How Do I Know if I Am Infertile?
By Cary L. Dicken, MD, FACOG
Infertility is a disease of the reproductive tract that makes conceiving and/or maintaining a pregnancy difficult. Infertility is one of the most common diseases in young people. It is estimated that between 10% - 15% of couples trying to conceive will be given an infertility diagnosis. We begin to worry about infertility when a woman has been trying to conceive for one year without success as nearly 90% of couples with normal fertility do conceive in the first year of trying. Without fertility treatment, the odds of getting pregnant after that unsuccessful year is quite low and declines over time – and this happens more quickly as women get older. This is why it is recommended that at the one year mark (6 months for women > 35yr) that couples seek out evaluation with a fertility specialist.
At an initial visit with a fertility specialist, the goal is two-fold. First, we want to try and determine why a couple is not conceiving naturally. To do this we evaluate the factors involved in achieving pregnancy:
- Is there a problem with the sperm?
- Is there a problem with the eggs?
- Are one or both fallopian tubes blocked?
- Could there be something going on in the uterus that’s preventing an embryo from implanting?

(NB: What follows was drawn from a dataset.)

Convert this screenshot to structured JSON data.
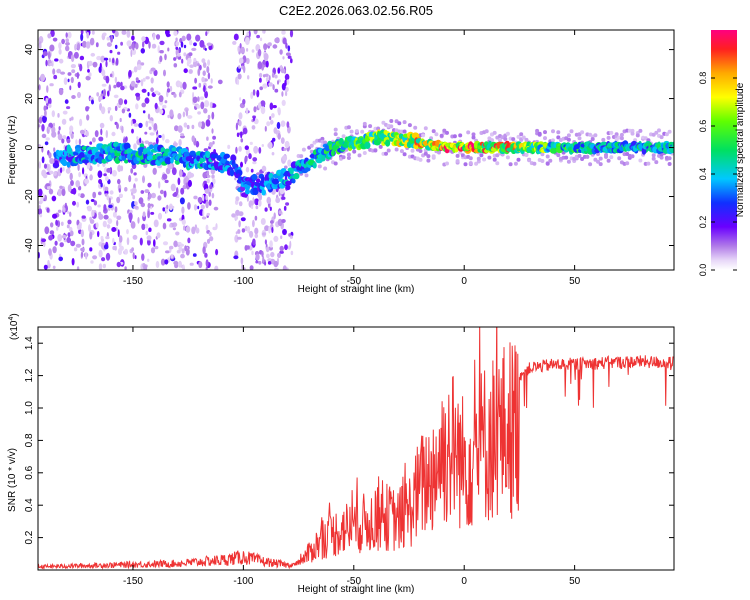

- Is the hormonal environment correct?
Second, we want to discuss fertility treatment. The goal of fertility treatment is to not only increase the odds that a couple will achieve a successful pregnancy, but decrease the time it takes for them to succeed. The two broad categories of fertility treatment are intrauterine insemination (IUI) and in vitro fertilization (IVF). There are multiple factors taken into consideration when choosing the best course of treatment. Of course, the results of the initial testing will play into this, but so will a woman’s age and the number of children she wants.
Bottom Line: If you are having trouble getting pregnant naturally (12 months if < 35; 6 months if 35 or older), seek out a fertility specialist for testing and to discuss treatment options.